One of Brookline’s greatest character traits is that it’s a walking town. Public transportation and convenient footpaths and walkways heavily criss-cross Brookline’s terrain.
We all know the many benefits to walking. It promotes a healthy lifestyle, a smaller carbon footprint, and can be much easier on the wallet. And for many of the youngest Brookline residents, it’s a first step towards independence.
The neighborhood school system does not provide residential school buses, and a good number of students march to school every day, in every kind of weather, on their own. My children have been at Brookline schools since second grade, and I began noticing some of their classmates walking to school by themselves as early as the third grade.

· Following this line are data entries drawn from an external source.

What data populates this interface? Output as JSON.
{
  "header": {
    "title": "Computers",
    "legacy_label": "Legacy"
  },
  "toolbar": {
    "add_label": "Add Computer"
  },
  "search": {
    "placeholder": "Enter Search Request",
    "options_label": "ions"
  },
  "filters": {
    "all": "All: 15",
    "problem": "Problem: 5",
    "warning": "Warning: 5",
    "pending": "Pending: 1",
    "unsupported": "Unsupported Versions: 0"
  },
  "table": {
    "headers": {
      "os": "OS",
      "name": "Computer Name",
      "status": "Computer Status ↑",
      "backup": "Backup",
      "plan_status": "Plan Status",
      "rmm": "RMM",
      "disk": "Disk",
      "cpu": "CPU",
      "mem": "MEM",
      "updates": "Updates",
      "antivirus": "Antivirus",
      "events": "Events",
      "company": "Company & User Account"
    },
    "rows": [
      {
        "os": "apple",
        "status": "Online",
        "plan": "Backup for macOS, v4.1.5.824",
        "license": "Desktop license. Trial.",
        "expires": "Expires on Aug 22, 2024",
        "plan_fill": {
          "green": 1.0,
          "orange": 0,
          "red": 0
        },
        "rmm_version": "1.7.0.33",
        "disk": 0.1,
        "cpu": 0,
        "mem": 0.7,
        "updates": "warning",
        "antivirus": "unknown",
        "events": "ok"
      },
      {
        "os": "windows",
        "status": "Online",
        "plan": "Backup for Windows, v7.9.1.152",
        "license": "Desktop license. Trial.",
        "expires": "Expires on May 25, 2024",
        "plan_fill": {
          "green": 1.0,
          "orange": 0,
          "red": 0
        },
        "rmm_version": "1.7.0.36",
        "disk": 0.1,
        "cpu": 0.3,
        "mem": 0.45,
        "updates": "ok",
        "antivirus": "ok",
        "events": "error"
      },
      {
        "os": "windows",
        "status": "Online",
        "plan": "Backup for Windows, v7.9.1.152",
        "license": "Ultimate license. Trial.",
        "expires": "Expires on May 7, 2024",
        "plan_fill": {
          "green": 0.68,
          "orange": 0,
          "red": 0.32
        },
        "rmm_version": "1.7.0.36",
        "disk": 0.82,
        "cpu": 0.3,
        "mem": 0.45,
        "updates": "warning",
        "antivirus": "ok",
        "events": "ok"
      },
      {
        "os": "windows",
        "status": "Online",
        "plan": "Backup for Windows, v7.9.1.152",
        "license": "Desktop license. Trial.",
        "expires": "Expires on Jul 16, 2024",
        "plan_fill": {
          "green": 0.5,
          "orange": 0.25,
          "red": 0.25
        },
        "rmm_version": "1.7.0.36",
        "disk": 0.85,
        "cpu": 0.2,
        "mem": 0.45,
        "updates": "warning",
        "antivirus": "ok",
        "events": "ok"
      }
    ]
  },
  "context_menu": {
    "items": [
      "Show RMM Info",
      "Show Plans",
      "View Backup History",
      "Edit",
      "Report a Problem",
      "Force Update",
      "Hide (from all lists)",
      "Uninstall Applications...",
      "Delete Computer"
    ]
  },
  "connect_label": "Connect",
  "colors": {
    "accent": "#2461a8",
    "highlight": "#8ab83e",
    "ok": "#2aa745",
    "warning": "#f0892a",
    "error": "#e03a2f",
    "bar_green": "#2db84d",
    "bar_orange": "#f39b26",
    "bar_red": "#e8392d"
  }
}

My husband and I love the idea of our children walking to school. It brings to mind images of Mayberry and Opie, and our own fond memories of ambling to school with friends and neighbors, laughing and fooling around while our book bags dragged along the asphalt.
But now that our children have reached an age where they can walk to school on their own, it’s the darker visions of lurking dangers that cloud our minds, and we find ourselves wanting to wait another year, or maybe even two, before cutting this particular apron string.

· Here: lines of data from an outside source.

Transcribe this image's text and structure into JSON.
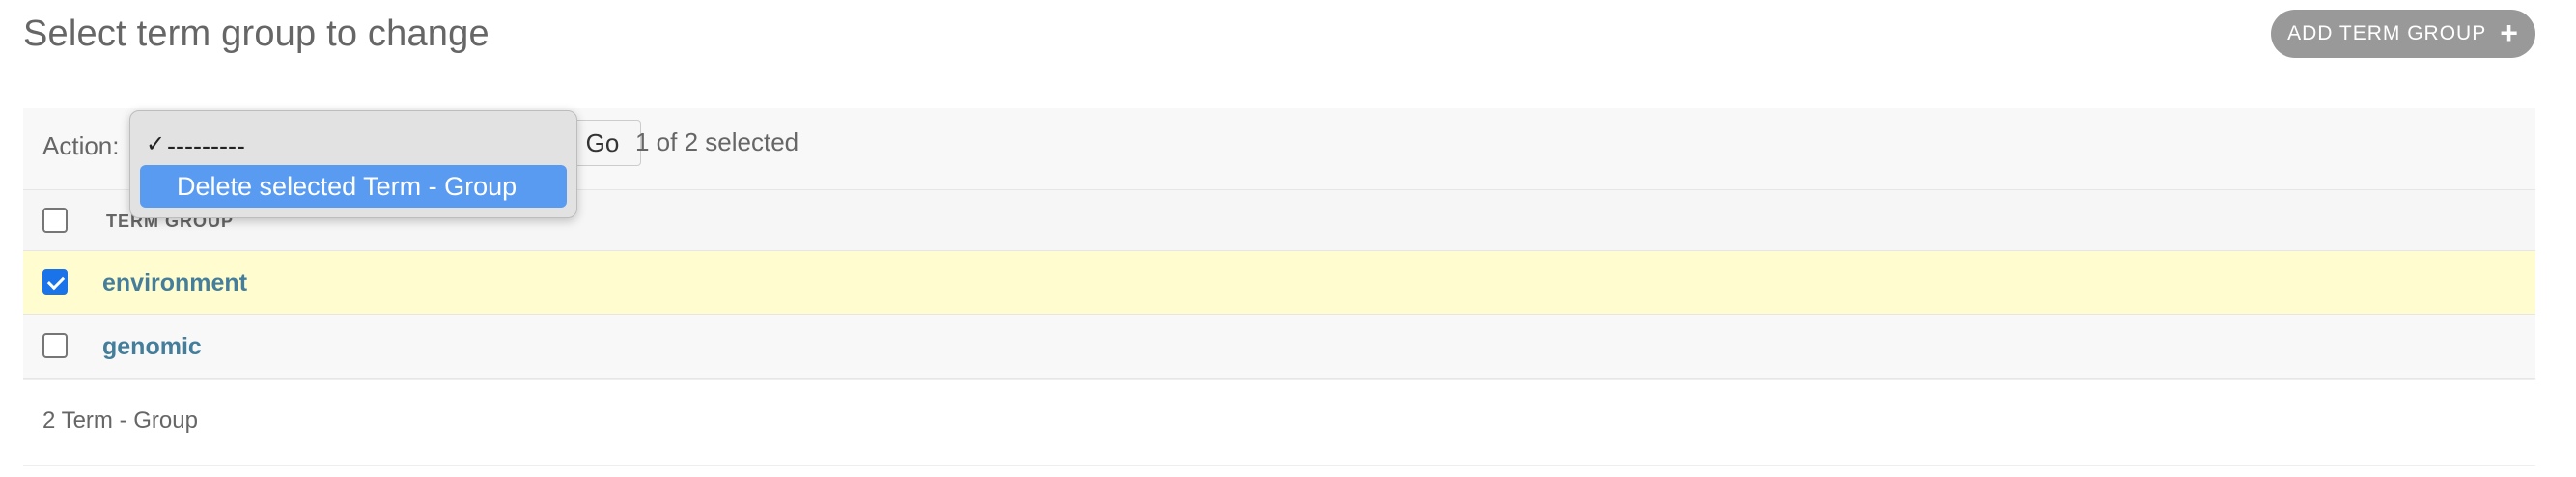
{
  "header": {
    "title": "Select term group to change",
    "add_button_label": "ADD TERM GROUP",
    "add_icon": "plus-icon"
  },
  "actions": {
    "label": "Action:",
    "options": [
      "---------",
      "Delete selected Term - Group"
    ],
    "selected_option": "---------",
    "highlighted_option": "Delete selected Term - Group",
    "go_label": "Go",
    "selection_count": "1 of 2 selected"
  },
  "table": {
    "column_header": "TERM GROUP",
    "rows": [
      {
        "label": "environment",
        "checked": true
      },
      {
        "label": "genomic",
        "checked": false
      }
    ]
  },
  "footer": {
    "count": "2 Term - Group"
  },
  "colors": {
    "link": "#447e9b",
    "selected_row": "#fffccf",
    "add_button": "#999999",
    "dropdown_highlight": "#5a9bf2",
    "checkbox_checked": "#1a73e8"
  }
}
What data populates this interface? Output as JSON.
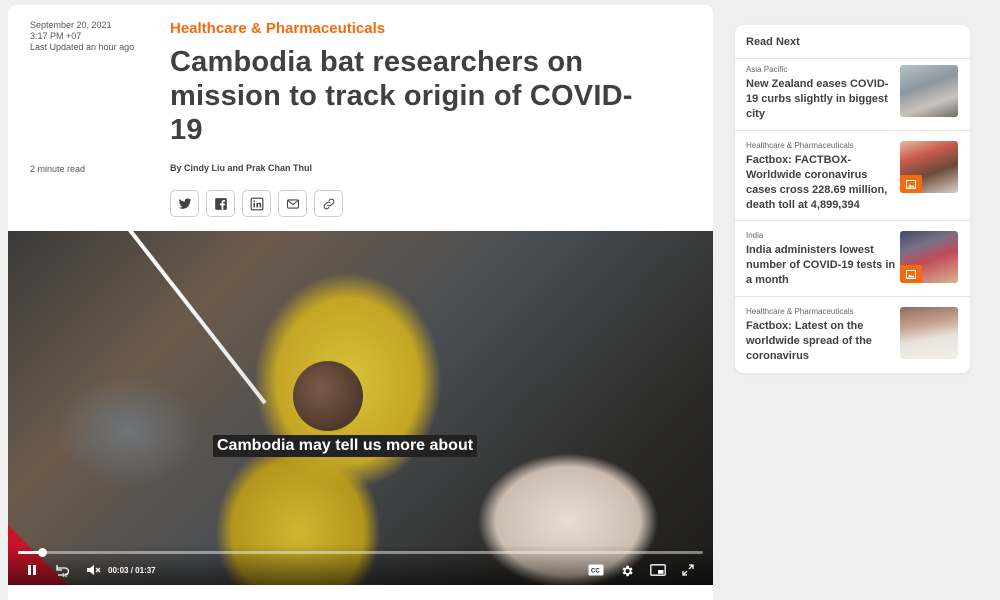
{
  "article": {
    "date": "September 20, 2021",
    "time": "3:17 PM +07",
    "last_updated": "Last Updated an hour ago",
    "read_time": "2 minute read",
    "section": "Healthcare & Pharmaceuticals",
    "headline": "Cambodia bat researchers on mission to track origin of COVID-19",
    "byline": "By Cindy Liu and Prak Chan Thul",
    "share_icons": [
      "twitter-icon",
      "facebook-icon",
      "linkedin-icon",
      "email-icon",
      "link-icon"
    ]
  },
  "video": {
    "caption": "Cambodia may tell us more about",
    "current_time": "00:03",
    "time_separator": "/",
    "duration": "01:37",
    "progress": 0.035,
    "icons": [
      "pause-icon",
      "replay-10-icon",
      "mute-icon",
      "cc-icon",
      "settings-icon",
      "pip-icon",
      "fullscreen-icon"
    ]
  },
  "sidebar": {
    "title": "Read Next",
    "stories": [
      {
        "category": "Asia Pacific",
        "title": "New Zealand eases COVID-19 curbs slightly in biggest city",
        "has_gallery_badge": false
      },
      {
        "category": "Healthcare & Pharmaceuticals",
        "title": "Factbox: FACTBOX-Worldwide coronavirus cases cross 228.69 million, death toll at 4,899,394",
        "has_gallery_badge": true
      },
      {
        "category": "India",
        "title": "India administers lowest number of COVID-19 tests in a month",
        "has_gallery_badge": true
      },
      {
        "category": "Healthcare & Pharmaceuticals",
        "title": "Factbox: Latest on the worldwide spread of the coronavirus",
        "has_gallery_badge": false
      }
    ]
  },
  "colors": {
    "accent": "#f36a10",
    "headline": "#404040",
    "brand_red": "#c9132a"
  }
}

How do you know when your children are mature enough to walk to school on their own? And how do you prepare them for this solo responsibility? Read on for some answers to the second question. If someone out there has some experience or advice regarding the first question, please let me know in the comment section below.
Here are some safety tips for walking to school:
1. Plan a safe route and practice it together in advance: Plan the most direct route to school with the fewest street crossings. If the school has an adult crossing guard to help the children at a busy intersection, instruct your children to cross with the guard. Walk the route several times with them until they know how to do it safely.

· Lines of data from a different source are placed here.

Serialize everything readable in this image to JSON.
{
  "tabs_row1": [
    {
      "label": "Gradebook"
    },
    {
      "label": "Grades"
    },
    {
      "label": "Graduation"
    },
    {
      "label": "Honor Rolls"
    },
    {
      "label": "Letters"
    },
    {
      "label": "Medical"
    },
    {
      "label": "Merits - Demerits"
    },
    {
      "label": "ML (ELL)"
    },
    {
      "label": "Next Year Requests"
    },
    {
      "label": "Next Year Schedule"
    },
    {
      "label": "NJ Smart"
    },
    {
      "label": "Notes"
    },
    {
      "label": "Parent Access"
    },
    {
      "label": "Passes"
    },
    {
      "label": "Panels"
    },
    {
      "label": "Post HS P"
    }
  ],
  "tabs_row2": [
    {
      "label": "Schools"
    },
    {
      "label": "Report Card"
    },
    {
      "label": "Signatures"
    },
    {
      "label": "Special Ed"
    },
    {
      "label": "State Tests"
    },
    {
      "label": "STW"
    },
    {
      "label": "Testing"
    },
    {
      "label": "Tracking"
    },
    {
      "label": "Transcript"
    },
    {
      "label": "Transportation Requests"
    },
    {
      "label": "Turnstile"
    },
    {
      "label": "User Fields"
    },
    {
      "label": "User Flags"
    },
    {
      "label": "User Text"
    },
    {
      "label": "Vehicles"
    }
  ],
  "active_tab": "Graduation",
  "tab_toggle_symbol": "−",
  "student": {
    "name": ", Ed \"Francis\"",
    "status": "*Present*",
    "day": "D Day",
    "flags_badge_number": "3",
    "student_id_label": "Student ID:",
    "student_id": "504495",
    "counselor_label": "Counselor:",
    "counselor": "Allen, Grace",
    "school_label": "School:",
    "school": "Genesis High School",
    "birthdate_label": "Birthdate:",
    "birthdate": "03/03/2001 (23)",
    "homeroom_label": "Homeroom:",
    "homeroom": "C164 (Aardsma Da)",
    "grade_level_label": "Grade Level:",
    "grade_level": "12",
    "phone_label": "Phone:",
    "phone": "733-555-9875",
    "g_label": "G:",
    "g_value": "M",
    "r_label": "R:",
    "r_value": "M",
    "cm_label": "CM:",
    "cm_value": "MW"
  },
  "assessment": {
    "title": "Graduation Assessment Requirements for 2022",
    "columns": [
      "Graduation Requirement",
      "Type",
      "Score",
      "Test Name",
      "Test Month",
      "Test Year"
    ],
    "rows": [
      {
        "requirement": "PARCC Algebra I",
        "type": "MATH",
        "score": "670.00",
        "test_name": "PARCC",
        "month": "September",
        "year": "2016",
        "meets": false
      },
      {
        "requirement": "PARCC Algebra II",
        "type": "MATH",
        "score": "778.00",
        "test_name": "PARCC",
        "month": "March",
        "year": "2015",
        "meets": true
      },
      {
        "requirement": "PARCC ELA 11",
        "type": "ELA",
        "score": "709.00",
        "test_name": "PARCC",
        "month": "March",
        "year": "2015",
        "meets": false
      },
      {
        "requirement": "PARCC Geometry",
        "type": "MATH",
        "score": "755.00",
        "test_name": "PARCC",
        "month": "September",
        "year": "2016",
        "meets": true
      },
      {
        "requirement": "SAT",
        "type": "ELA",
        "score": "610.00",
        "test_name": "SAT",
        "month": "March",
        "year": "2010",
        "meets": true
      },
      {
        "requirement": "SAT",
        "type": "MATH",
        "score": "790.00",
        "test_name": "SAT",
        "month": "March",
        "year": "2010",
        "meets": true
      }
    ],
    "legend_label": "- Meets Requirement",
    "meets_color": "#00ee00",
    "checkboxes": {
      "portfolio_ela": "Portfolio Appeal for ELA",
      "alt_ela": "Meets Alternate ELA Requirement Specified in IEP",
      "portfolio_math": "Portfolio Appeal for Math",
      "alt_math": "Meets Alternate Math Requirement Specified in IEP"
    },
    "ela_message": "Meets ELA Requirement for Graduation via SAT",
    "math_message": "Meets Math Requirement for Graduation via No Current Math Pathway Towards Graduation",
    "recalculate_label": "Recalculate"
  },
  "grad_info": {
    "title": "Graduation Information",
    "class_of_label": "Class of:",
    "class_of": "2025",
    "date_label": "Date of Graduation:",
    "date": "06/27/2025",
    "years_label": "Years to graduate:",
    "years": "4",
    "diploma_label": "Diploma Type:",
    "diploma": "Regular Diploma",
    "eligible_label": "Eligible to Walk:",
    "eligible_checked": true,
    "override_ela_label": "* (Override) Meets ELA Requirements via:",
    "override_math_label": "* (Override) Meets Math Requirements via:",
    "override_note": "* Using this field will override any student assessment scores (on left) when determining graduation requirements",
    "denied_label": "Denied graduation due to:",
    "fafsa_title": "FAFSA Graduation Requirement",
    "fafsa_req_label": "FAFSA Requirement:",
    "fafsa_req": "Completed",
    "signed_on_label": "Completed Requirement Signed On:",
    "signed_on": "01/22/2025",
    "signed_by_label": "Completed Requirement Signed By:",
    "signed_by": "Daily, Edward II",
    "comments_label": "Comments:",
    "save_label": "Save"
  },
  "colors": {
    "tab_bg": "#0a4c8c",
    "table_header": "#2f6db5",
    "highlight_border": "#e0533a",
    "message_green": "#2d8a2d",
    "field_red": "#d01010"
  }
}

2. It's an absolute must for children to walk with a buddy, and the larger the group the better. There’s safety in numbers. If part of the group contains an older student, that’s even better.
3. Teach your children the following pedestrian safety rules:
- Walk on sidewalks, if available. If there are no sidewalks, walk on the far left-hand side of the road, facing oncoming traffic.
- Beware of cars pulling out of driveways.
- Cross the street safely:
- Be sure that children younger than age 10 cross with an adult.
- Always cross at the corner and in the crosswalks, if available. Do not cross in the middle of the block or between parked cars.
- Follow the traffic signals, if available. Know the meaning of the signs for walk/don’t walk, and the green/red lights.
- Stop at the curb before crossing. Look left, right and left again to make sure no cars are coming. Cross when the traffic is clear, and continue to look left and right for cars while crossing.
- Never accept rides from strangers. (Have a secret password someone must use if you've asked them to pick up your child.) If someone follows you or bothers you, scream for them to get away from you and run to the nearest house or store for help.
Keep in mind that the greatest danger is for children younger than 10 because they’re less aware of their surroundings. They are more likely to dart out into the street and their small size makes them less visible to drivers.